Preservarei a fonte. É o mínimo que posso fazer. Como você, leitora, agiria caso o parceiro tudo de bom – apaixonadíssimo – sofresse de uma brutal dificuldade em desvencilhar-se de ex-namoradas, ou pior, de companhias do tipo “se-você-estiver-afim-também-estou”. A amiga que me confidenciou a sua angústia amorosa, apelidei de “Afogada em Aflição” (bem ao estilo das cartas-resposta dos antigos conselheiros sentimentais). O casal não vive uma relação aberta que, igualmente, não dispensaria diálogo e transparência. Mas ela se esforça em acreditar na fidelidade do moço.
Mesmo assim, não suporta vê-lo gentil e aveludado com, por exemplo, a ex-patroa que inconformada com a perda “de um funcionário tão competente, tão eficiente, blá, blá blá” para outra empresa, liga mensalmente com a desculpa de pedir conselhos, dicas profissionais. Saem para almoçar e o tema, jura o namorado de Afogada em Aflição, se resume aos intrincados processos que “somente ele poderia resolver”. Ao final de cada encontro, a bandida ainda diz que o deseja de volta ao escritório. Ah! o desejo!
Tem também aquela amiga, empresária do setor do vestuário que mora na Serra. Inteligente, foi parceira dele nas horas difíceis. Tão solidária que certa vez, chegou ao extremo de “presentear” o rapaz com preservativos em cores e sabores exóticos. Ele recusou, reclamou que não misturava as coisas. Não poderia levar a um motel uma grande amiga, argumentou. Outra, bem mais madura, ofereceu um apartamento que “afinal de contas estava desocupado”. Assim poderiam ter mais “intimidade”. Dessa vez ele se ofendeu, mas acabou aceitando o pedido de desculpas.
Ao conhecer “Afogada em Aflição” os contatos do rapaz com as amigas diminuíram. A relação prosperou. Mas os almoços, as longas ligações com a ex-patroa continuam firmes. Aquelas com perfil mais ousado, quando se aquietam o deixam saudoso, como se as houvesse maltratado. Manda cartões em datas especiais, troca mensagens. Diz que são importantes, cada uma à sua maneira, e sem nenhuma maldade. Um sedutor não assumido, enfim. Vocês leitoras, como agiriam? Aceitariam?
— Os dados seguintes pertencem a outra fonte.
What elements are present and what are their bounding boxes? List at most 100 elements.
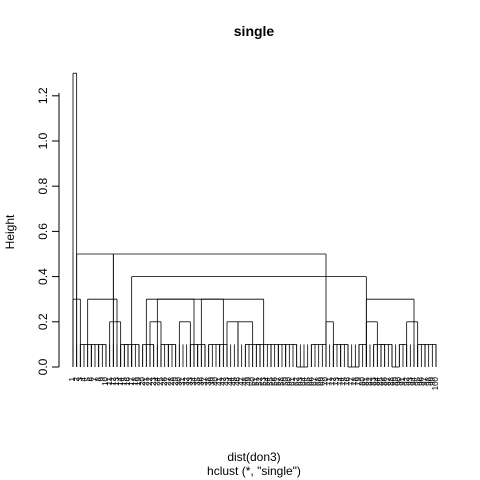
leaf-label: 19 [134,376,143,385]
leaf-label: 60 [284,376,293,385]
leaf-label: 49 [244,376,253,385]
leaf-label: 18 [130,376,139,385]
leaf-label: 28 [167,376,176,385]
leaf-label: 32 [182,376,191,385]
y-tick-label: 0.4 [36,268,50,285]
leaf-label: 76 [343,376,352,385]
leaf-label: 20 [138,376,147,385]
leaf-label: 4 [79,376,88,381]
leaf-label: 27 [163,376,172,385]
leaf-label: 70 [321,376,330,385]
leaf-label: 98 [424,376,433,385]
leaf-label: 23 [149,376,158,385]
leaf-label: 9 [97,376,106,381]
leaf-label: 77 [347,376,356,385]
leaf-label: 53 [259,376,268,385]
y-axis-label: Height [3,214,17,249]
leaf-label: 13 [112,376,121,385]
leaf-label: 38 [204,376,213,385]
leaf-label: 88 [387,376,396,385]
leaf-label: 89 [391,376,400,385]
leaf-label: 96 [416,376,425,385]
y-tick-label: 0.6 [36,223,50,240]
leaf-label: 29 [171,376,180,385]
leaf-label: 63 [295,376,304,385]
leaf-label: 93 [405,376,414,385]
leaf-label: 80 [358,376,367,385]
leaf-label: 59 [281,376,290,385]
leaf-label: 48 [240,376,249,385]
leaf-label: 54 [262,376,271,385]
dendrogram-tree [72,72,437,368]
leaf-label: 97 [420,376,429,385]
leaf-label: 99 [427,376,436,385]
leaf-label: 74 [336,376,345,385]
leaf-label: 46 [233,376,242,385]
leaf-label: 35 [193,376,202,385]
leaf-label: 7 [90,376,99,381]
leaf-label: 33 [185,376,194,385]
leaf-label: 52 [255,376,264,385]
leaf-label: 69 [317,376,326,385]
leaf-label: 3 [75,376,84,381]
leaf-label: 95 [413,376,422,385]
y-tick-label: 0.2 [36,313,50,330]
leaf-label: 50 [248,376,257,385]
leaf-label: 67 [310,376,319,385]
leaf-label: 45 [229,376,238,385]
leaf-label: 90 [394,376,403,385]
leaf-label: 17 [127,376,136,385]
leaf-label: 51 [251,376,260,385]
leaf-label: 47 [237,376,246,385]
leaf-label: 43 [222,376,231,385]
leaf-label: 26 [160,376,169,385]
leaf-label: 31 [178,376,187,385]
leaf-label: 71 [325,376,334,385]
leaf-label: 6 [86,376,95,381]
leaf-label: 81 [361,376,370,385]
leaf-label: 25 [156,376,165,385]
leaf-label: 36 [196,376,205,385]
x-axis-label: dist(don3) [227,450,280,464]
y-axis-ticks: 0.0 0.2 0.4 0.6 0.8 1.0 1.2 [36,87,59,375]
leaf-label: 22 [145,376,154,385]
leaf-label: 75 [339,376,348,385]
leaf-label: 83 [369,376,378,385]
y-tick-label: 1.0 [36,132,50,149]
x-axis-sublabel: hclust (*, "single") [207,464,301,478]
leaf-label: 37 [200,376,209,385]
leaf-label: 44 [226,376,235,385]
leaf-label: 85 [376,376,385,385]
leaf-label: 100 [431,376,440,390]
y-tick-label: 0.0 [36,358,50,375]
leaf-label: 39 [207,376,216,385]
leaf-label: 62 [292,376,301,385]
leaf-label: 94 [409,376,418,385]
leaf-label: 61 [288,376,297,385]
leaf-label: 5 [83,376,92,381]
leaf-label: 87 [383,376,392,385]
leaf-label: 41 [215,376,224,385]
leaf-label: 2 [72,376,81,381]
leaf-label: 1 [68,376,77,381]
leaf-label: 16 [123,376,132,385]
leaf-label: 78 [350,376,359,385]
leaf-label: 8 [94,376,103,381]
leaf-labels: 1234567891011121314151617181920212223242… [68,376,440,390]
y-tick-label: 0.8 [36,178,50,195]
leaf-label: 11 [105,376,114,385]
leaf-label: 73 [332,376,341,385]
leaf-label: 55 [266,376,275,385]
leaf-label: 66 [306,376,315,385]
leaf-label: 68 [314,376,323,385]
leaf-label: 21 [141,376,150,385]
leaf-label: 30 [174,376,183,385]
leaf-label: 86 [380,376,389,385]
leaf-label: 24 [152,376,161,385]
chart-title: single [234,23,275,39]
leaf-label: 65 [303,376,312,385]
leaf-label: 42 [218,376,227,385]
leaf-label: 82 [365,376,374,385]
leaf-label: 79 [354,376,363,385]
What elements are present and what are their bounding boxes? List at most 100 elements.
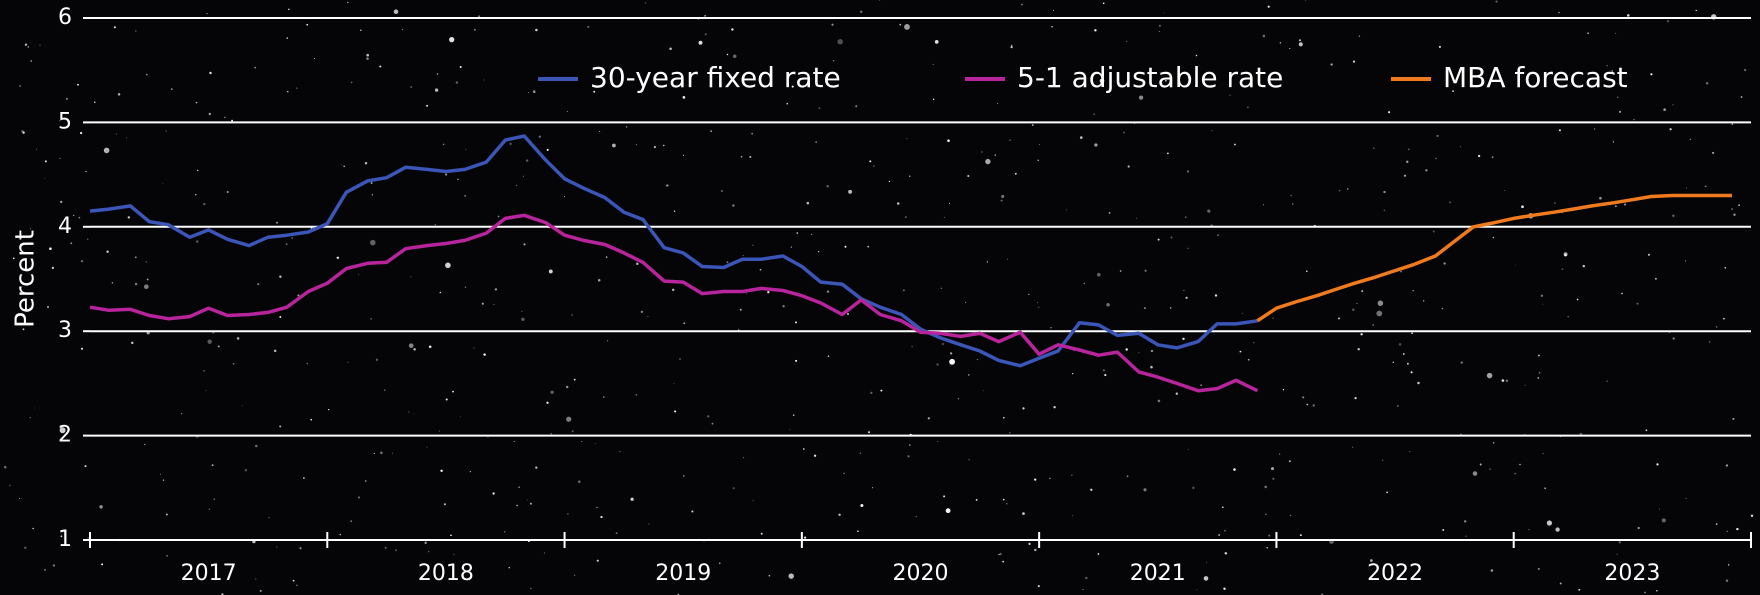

Afogada em Aflição tenta racionalizar. Lembra a infância difícil do companheiro. O relacionamento com a mãe não era dos melhores. Levava surras sem justificativa. Era tratado com desprezo. Pouco antes da morte dela, haviam se reconciliado. Mas as marcas permaneceram. Talvez por isso não consiga livrar-se de relações que, de alguma forma, o levam à fantasia de intimidade quase uterina, sei lá. Só Freud para explicar. As mulheres percebem e provocam – se fazem ora maternais, ora sensuais.
A gota d’água, aquela que encheu o pote de inconformidade de Afogada em Aflição aconteceu na semana passada. Ele sonhou que namorava a atual chefe. Andavam de mãos dadas! Detalhe: ele jamais lhe dá a mão em público. Diz que é brega. A nova patroa – por sua vez – é uma mulher forte, dominadora. Ao contrário da anterior, não valoriza almoços de confraternização com funcionários. Ele até se esforça para ser merecedor de reconhecimento e algum tipo de carinho. E nada! Quer ser talvez o funcionário especial, o mais querido.
“Afogada em Aflição” sofre em meio a tudo isso. Será que ambos não poderiam ter amigos comuns, sem misturas explosivas de segundas intenções? No caso dela, os ex-namorados, os candidatos a amantes ficaram no passado. Por que então, escolheu um cara tão servil às mulheres? E aí fica a se questionar de como reagir diante dessas situações. Tentei minimizar a situação, lembrando a citação de uma colega nos dias de redação. Toda a vez em que eu reclamava de algo ou alguém em especial, ela me alertava: “A vida não é um moranguinho”. E mesmo que o fosse, morangos mofam rápido demais.
Assim, aconselhei minha confidente a manter a estima em alta e investir na paixão sim, porque amar é bom. Mas tendo sempre à mão, um bilhete de ida sem volta, caso as amigas deste parceiro tão gentil, incomodem mais do que o normal. Amor coletivo – quando não consentido – é como andar de ônibus nas horas de maior movimento. Muito suor, muito aperto e conforto que é bom, nenhum. Qualquer coisa, desça na primeira parada.